TAMPA BAY, FLORIDA — According to the Florida Fish and Wildlife Commission, last year was a tough one for the Sunshine State’s manatees. Around 800 of them succumbed to malnutrition on the Atlantic coast.
Scientists believe that the main culprit behind these unnecessary deaths is pollution in the Indian River Lagoon, an important manatee habitat. The pollution has allegedly had a negative impact on the growth of seagrass – the manatees’ main source of nutrition.
Manatees need an exorbitant amount of seagrass to stay healthy and happy – on average 100 pounds per day. A volunteer initiative has been launched to feed lettuce to the manatees. So far, about 30,000 pounds of lettuce has been fed to manatees in the Indian River Lagoon, and another 25,000 pounds are on the way, according to the Associated Press.

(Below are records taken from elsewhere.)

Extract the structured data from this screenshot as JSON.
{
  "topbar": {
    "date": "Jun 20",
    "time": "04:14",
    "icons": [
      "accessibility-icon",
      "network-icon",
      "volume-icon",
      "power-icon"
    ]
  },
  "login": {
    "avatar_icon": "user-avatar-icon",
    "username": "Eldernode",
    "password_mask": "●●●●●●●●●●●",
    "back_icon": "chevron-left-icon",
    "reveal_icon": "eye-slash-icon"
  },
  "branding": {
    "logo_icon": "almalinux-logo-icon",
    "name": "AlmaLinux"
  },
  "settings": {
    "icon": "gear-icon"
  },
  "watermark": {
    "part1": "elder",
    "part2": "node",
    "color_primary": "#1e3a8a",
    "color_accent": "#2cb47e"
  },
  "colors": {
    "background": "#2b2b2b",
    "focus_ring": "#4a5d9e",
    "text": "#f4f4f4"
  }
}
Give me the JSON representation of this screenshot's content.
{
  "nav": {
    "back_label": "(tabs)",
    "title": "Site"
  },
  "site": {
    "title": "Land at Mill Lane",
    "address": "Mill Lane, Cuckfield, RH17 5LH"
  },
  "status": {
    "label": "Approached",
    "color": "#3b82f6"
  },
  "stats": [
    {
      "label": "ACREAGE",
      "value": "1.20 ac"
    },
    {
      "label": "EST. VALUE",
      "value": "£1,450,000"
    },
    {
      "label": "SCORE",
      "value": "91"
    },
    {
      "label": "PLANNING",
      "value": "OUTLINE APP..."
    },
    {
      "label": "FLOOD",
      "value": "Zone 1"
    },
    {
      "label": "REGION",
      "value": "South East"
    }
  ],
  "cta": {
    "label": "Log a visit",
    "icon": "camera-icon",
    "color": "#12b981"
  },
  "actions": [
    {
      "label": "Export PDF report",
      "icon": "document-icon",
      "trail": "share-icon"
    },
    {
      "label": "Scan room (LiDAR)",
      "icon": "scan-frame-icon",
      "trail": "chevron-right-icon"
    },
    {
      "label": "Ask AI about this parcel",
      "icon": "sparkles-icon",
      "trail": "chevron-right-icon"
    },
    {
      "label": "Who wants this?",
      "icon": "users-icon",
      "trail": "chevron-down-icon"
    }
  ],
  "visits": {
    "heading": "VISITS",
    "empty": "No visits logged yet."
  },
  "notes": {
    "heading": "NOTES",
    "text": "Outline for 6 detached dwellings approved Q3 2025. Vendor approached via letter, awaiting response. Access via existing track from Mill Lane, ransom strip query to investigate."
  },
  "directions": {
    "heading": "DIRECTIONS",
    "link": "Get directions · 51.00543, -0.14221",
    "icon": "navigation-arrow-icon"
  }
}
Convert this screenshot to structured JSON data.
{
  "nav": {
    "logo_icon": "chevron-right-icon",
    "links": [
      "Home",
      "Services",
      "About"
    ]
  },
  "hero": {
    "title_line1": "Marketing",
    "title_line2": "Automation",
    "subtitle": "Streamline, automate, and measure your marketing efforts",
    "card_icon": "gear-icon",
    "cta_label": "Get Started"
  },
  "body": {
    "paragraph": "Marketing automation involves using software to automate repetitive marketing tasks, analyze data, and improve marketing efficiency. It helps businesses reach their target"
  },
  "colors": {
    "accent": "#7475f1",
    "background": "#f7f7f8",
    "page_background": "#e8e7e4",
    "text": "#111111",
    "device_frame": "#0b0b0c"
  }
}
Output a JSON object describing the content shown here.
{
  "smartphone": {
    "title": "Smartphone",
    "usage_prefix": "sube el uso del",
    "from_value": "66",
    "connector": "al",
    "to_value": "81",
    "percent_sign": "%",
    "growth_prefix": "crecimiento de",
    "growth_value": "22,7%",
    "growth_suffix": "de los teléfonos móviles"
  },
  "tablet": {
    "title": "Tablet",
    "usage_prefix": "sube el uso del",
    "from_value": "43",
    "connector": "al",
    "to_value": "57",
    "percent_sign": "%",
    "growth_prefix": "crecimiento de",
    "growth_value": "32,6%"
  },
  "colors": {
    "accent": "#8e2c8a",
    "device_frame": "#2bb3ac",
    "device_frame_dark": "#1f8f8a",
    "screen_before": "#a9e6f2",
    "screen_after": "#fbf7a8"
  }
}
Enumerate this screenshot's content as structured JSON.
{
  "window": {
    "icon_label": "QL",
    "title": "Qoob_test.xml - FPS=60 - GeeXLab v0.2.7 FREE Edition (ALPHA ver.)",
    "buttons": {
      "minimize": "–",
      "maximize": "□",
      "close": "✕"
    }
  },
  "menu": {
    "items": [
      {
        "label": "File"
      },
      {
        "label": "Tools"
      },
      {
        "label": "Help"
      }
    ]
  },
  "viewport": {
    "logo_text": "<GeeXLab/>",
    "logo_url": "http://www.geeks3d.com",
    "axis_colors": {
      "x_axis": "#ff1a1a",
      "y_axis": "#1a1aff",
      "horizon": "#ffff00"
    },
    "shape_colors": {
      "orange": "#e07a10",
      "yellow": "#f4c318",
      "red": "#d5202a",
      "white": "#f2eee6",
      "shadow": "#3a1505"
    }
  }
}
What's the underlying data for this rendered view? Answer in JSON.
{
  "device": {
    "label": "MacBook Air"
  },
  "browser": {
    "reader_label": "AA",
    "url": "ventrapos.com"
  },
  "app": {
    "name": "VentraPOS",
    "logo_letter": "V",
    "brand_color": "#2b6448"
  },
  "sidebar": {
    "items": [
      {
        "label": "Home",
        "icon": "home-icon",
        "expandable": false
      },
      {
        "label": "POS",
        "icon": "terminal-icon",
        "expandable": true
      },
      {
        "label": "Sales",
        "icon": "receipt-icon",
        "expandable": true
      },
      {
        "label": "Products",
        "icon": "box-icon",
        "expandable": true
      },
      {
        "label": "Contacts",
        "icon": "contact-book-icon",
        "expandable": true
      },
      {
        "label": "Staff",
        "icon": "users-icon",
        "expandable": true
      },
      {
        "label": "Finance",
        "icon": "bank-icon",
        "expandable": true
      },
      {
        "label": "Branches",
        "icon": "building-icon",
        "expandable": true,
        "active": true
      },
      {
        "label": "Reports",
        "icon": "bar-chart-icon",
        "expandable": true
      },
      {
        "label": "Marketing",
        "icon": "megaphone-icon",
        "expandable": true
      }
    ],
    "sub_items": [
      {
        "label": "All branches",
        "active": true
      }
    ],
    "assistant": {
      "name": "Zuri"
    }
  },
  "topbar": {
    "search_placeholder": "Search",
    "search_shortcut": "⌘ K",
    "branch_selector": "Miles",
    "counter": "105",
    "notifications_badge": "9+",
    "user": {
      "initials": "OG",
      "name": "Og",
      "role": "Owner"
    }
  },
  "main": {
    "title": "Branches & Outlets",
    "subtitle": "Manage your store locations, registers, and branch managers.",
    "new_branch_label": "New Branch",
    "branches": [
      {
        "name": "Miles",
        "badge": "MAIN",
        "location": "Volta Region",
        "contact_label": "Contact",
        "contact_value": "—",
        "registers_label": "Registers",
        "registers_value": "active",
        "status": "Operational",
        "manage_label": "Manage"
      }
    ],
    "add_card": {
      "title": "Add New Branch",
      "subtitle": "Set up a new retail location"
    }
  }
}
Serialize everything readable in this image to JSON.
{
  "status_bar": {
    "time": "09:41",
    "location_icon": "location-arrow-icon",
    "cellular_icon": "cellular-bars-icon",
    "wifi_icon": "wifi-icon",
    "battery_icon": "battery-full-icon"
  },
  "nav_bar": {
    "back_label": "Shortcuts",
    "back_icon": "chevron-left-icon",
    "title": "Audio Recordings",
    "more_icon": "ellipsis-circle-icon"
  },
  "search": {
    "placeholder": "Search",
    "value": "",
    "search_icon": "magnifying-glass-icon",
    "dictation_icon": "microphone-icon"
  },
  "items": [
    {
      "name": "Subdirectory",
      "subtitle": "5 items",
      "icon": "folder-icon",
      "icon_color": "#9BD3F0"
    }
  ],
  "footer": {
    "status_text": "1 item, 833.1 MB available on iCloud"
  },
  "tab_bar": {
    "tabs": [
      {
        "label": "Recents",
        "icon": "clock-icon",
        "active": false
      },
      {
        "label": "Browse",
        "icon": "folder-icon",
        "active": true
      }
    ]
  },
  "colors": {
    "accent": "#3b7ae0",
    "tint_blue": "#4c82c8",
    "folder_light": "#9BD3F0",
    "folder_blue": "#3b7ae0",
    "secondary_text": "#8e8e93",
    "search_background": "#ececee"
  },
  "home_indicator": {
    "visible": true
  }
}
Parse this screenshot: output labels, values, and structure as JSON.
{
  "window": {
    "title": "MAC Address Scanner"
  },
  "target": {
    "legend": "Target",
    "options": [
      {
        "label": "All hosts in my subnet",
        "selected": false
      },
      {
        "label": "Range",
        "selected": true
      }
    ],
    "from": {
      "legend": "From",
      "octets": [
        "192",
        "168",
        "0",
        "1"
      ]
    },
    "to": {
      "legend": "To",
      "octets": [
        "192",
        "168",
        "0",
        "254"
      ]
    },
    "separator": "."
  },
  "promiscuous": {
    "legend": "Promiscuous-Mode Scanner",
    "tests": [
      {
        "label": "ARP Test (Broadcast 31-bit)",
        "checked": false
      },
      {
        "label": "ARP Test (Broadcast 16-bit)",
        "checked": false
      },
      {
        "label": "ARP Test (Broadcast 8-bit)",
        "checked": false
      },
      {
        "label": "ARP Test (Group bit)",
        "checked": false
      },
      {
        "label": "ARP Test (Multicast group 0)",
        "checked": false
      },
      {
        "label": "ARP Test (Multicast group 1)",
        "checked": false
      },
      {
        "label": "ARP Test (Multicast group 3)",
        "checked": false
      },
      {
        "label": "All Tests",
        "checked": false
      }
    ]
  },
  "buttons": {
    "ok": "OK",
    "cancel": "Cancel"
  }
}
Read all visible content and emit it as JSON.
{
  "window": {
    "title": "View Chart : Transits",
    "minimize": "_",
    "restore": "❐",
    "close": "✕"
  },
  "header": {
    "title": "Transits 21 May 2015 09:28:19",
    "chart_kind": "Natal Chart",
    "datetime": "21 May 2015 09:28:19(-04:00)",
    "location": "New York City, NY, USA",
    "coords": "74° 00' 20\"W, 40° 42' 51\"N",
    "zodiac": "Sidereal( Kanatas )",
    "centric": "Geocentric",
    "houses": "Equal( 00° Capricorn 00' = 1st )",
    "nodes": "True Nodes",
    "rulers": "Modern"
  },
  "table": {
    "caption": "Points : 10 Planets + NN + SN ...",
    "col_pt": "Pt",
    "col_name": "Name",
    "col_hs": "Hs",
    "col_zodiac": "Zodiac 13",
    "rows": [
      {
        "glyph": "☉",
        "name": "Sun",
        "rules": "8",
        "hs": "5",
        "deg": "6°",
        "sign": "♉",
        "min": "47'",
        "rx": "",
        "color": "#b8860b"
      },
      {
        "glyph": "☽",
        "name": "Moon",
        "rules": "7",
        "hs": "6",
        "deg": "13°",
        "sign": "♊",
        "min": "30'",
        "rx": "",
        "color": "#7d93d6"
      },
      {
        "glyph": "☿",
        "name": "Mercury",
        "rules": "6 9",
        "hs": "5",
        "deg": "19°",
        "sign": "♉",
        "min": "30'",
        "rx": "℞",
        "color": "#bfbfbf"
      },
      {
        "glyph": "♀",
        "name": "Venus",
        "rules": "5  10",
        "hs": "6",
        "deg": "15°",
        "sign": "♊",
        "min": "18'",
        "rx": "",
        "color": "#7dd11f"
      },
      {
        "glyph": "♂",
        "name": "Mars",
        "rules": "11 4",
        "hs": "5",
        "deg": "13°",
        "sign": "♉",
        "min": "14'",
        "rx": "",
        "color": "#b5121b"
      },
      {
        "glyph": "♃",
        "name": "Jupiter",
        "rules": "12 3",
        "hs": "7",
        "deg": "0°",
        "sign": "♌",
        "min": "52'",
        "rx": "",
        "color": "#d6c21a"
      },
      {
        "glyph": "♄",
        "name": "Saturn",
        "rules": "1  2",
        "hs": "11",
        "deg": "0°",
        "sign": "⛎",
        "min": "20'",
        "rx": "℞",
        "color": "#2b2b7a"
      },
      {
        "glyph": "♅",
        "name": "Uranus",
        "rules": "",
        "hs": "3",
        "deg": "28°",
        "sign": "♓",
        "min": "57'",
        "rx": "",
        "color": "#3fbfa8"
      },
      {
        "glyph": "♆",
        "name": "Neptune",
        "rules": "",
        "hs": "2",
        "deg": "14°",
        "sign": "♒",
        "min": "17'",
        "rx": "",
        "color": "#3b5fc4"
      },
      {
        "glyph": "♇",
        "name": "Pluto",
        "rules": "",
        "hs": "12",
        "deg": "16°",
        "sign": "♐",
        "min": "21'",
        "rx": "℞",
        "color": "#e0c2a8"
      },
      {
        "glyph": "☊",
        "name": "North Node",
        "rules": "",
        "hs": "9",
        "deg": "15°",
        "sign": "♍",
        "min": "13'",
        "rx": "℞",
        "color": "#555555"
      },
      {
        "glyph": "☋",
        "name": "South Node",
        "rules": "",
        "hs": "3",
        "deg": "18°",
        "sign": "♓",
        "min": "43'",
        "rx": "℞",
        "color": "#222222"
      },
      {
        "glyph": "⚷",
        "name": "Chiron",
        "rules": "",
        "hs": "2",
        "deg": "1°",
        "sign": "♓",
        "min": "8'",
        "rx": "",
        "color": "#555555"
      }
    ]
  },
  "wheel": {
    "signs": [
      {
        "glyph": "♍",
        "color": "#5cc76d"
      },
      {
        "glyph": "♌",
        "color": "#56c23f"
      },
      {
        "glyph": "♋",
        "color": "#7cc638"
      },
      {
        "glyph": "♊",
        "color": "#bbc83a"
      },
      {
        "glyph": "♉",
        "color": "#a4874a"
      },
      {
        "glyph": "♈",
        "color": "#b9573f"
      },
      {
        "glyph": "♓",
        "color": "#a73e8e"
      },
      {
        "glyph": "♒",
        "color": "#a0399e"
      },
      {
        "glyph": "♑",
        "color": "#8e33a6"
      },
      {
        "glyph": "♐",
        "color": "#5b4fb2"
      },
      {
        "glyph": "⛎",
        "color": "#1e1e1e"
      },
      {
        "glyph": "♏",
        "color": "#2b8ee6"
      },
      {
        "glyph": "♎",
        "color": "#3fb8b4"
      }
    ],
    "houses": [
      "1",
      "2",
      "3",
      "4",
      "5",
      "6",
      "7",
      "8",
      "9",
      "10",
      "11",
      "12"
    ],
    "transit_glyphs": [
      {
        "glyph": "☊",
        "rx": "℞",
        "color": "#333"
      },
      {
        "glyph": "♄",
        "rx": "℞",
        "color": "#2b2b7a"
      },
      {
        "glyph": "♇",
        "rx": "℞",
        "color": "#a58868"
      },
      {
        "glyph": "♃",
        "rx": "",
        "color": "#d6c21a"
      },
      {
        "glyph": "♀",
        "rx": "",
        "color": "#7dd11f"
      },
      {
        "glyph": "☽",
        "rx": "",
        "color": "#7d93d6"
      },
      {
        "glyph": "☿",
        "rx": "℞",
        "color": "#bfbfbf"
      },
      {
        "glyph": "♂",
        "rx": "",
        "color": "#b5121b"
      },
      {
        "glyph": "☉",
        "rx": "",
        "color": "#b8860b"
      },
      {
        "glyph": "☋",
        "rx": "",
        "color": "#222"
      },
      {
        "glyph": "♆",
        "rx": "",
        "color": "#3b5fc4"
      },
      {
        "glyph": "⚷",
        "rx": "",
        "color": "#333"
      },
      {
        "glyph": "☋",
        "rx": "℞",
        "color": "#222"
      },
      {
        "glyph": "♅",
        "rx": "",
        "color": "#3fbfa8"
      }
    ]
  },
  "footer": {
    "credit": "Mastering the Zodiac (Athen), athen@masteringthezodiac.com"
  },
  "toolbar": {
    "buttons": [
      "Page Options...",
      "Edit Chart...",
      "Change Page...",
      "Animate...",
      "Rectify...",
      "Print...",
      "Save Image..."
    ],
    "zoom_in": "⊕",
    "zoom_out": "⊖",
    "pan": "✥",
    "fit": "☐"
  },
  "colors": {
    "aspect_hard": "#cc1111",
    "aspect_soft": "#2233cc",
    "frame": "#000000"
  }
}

Although the number of unnecessary deaths seems very high, the situation for the manatees was far worse in 2021, when around 1,100 of them suffered a premature death. Scientists confirmed that 84 of the deaths in 2021 were caused by red tide in the Gulf of Mexico. But in 2022, only a handful of manatees succumbed to the toxic algae bloom, the Tampa Bay Times reports.
Out of the record $3.5 billion package that Governor DeSantis has dedicated to water and environmental restoration projects, $100 million will go directly to improve the state of the manatees’ most important habitat – the Indian River Lagoon. The funds will be used to improve water quality, reduce harmful nutrients and the planting of seagrass.